Core Labs - Earnings Preview

Corelabs (CLB) reports quarterly earnings after-hours today. Analysts expect revenue of $150.57 million and eps of $0.39. The revenue estimate implies 1% growth sequentially. Investors should focus on the following key items:

Top Line Growth

Animal spirits returned to the oil patch in Q3 2016. When OPEC followed through on promised supply cuts in Q4, it only amplified the bullishness in energy-related names like CLB. The rise in oil prices into the mid-$50s has increased North America shale drilling. The U.S. rig count stands at 683 -- the highest it has been in nearly two years. That bodes well for the company's Production Enhancement segment (29% of total revenue), which provides products associated with completion of oil wells.

Last quarter revenue from this segment rose 15% sequentially -- on the high-end for oil services companies exposed to land drilling.

There were thousands of drilled, but uncompleted wells after Q4. Completing those wells could drive Product Enhancement revenue segment by double-digits again.

However, dismal results from Reservoir Description could stymie the company. This segment works on long-term crude oil and natural gas projects with an emphasis on deepwater. Deepwater has been in the doldrums for several quarters. Some do not expect capital expenditures to return to the segment until oil prices remain above $60 for a protracted period. The rub for Core Labs is that Reservoir Description represents 66% of total revenue and 98% of total operating income. I expect another pull back again this quarter, which could overshadow any gains in Product Enhancement.

CLB Is Still Overvalued

The key question for oil services firms is, "Will the company survive?" Oil is not going anywhere and with OPEC signaling a willingness to support oil prices, oil bulls will hold out hope that oil prices could rise over $100 again. Those firms with strong liquidity and cash flow tend to be bid up in this market, but that still does not mean they are not overvalued. Core Labs has working capital of over $80 million and net debt of $201 million; the company does not have the credit problems faced by larger firms like Weatherford (WFT) or Halliburton (HAL).
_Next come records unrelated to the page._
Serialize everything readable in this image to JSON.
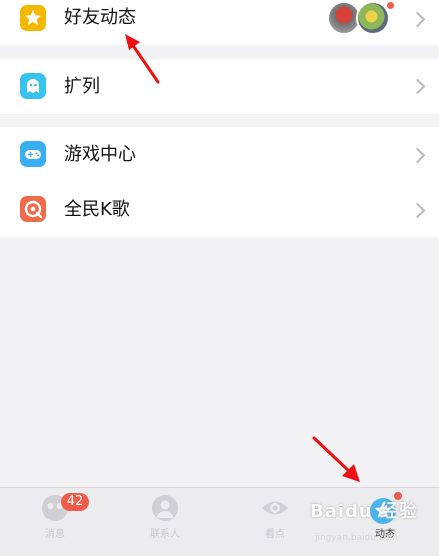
{
  "menu": {
    "friends_feed": {
      "label": "好友动态",
      "icon": "star-icon",
      "color": "#f5b800"
    },
    "expand": {
      "label": "扩列",
      "icon": "ghost-icon",
      "color": "#38c2ee"
    },
    "game_center": {
      "label": "游戏中心",
      "icon": "gamepad-icon",
      "color": "#3aaef2"
    },
    "karaoke": {
      "label": "全民K歌",
      "icon": "karaoke-icon",
      "color": "#f06b4a"
    }
  },
  "tabbar": {
    "messages": {
      "label": "消息",
      "badge": "42",
      "icon": "chat-icon"
    },
    "contacts": {
      "label": "联系人",
      "icon": "person-icon"
    },
    "watch": {
      "label": "看点",
      "icon": "eye-icon"
    },
    "feed": {
      "label": "动态",
      "icon": "star-bubble-icon"
    }
  },
  "watermark": {
    "brand": "Baidu 经验",
    "url": "jingyan.baidu.com"
  },
  "colors": {
    "badge": "#f25a4a",
    "annotation_arrow": "#ee1010",
    "notice_dot": "#f25a4a"
  }
}
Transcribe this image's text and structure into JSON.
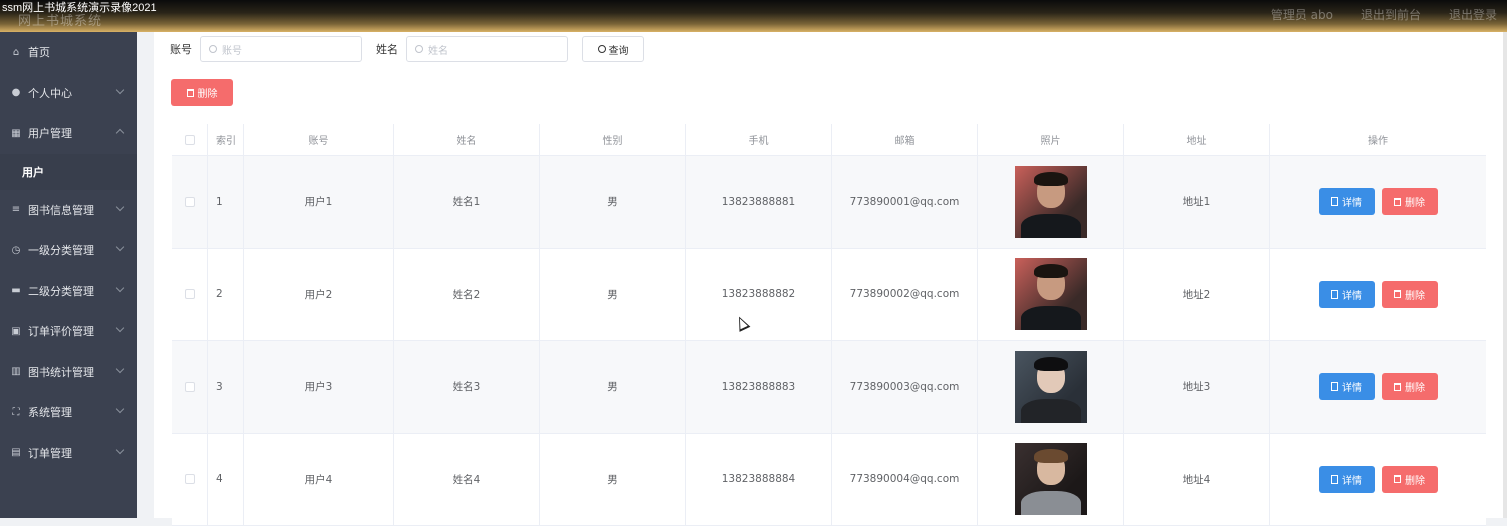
{
  "header": {
    "video_title": "ssm网上书城系统演示录像2021",
    "site_title": "网上书城系统",
    "right_items": [
      "管理员 abo",
      "退出到前台",
      "退出登录"
    ]
  },
  "sidebar": {
    "items": [
      {
        "label": "首页",
        "icon": "home-icon"
      },
      {
        "label": "个人中心",
        "icon": "user-icon"
      },
      {
        "label": "用户管理",
        "icon": "grid-icon",
        "expanded": true,
        "sub": [
          "用户"
        ]
      },
      {
        "label": "图书信息管理",
        "icon": "list-icon"
      },
      {
        "label": "一级分类管理",
        "icon": "clock-icon"
      },
      {
        "label": "二级分类管理",
        "icon": "monitor-icon"
      },
      {
        "label": "订单评价管理",
        "icon": "clipboard-icon"
      },
      {
        "label": "图书统计管理",
        "icon": "chart-icon"
      },
      {
        "label": "系统管理",
        "icon": "expand-icon"
      },
      {
        "label": "订单管理",
        "icon": "order-icon"
      }
    ]
  },
  "search": {
    "account_label": "账号",
    "account_placeholder": "账号",
    "name_label": "姓名",
    "name_placeholder": "姓名",
    "query_button": "查询"
  },
  "toolbar": {
    "delete_label": "删除"
  },
  "table": {
    "headers": [
      "索引",
      "账号",
      "姓名",
      "性别",
      "手机",
      "邮箱",
      "照片",
      "地址",
      "操作"
    ],
    "rows": [
      {
        "index": "1",
        "account": "用户1",
        "name": "姓名1",
        "gender": "男",
        "phone": "13823888881",
        "email": "773890001@qq.com",
        "address": "地址1"
      },
      {
        "index": "2",
        "account": "用户2",
        "name": "姓名2",
        "gender": "男",
        "phone": "13823888882",
        "email": "773890002@qq.com",
        "address": "地址2"
      },
      {
        "index": "3",
        "account": "用户3",
        "name": "姓名3",
        "gender": "男",
        "phone": "13823888883",
        "email": "773890003@qq.com",
        "address": "地址3"
      },
      {
        "index": "4",
        "account": "用户4",
        "name": "姓名4",
        "gender": "男",
        "phone": "13823888884",
        "email": "773890004@qq.com",
        "address": "地址4"
      }
    ],
    "detail_label": "详情",
    "delete_label": "删除"
  },
  "colors": {
    "primary": "#3a8ee6",
    "danger": "#f56c6c",
    "sidebar_bg": "#3b4150"
  }
}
However, its enterprise value of $5.3 billion represents 48x run-rate EBITDA (last three quarters annualized). Flat growth in revenue and EBITDA do not justify CLB's robust valuation. In my opinion, there is no reason to own the stock at this level.

Conclusion

I expect flat top line growth again this quarter. Deepwater exposure remains a problem and CLB's valuation remains stretched. I recommend avoiding the stock long term.

Disclosure: I am/we are short WFT, HAL.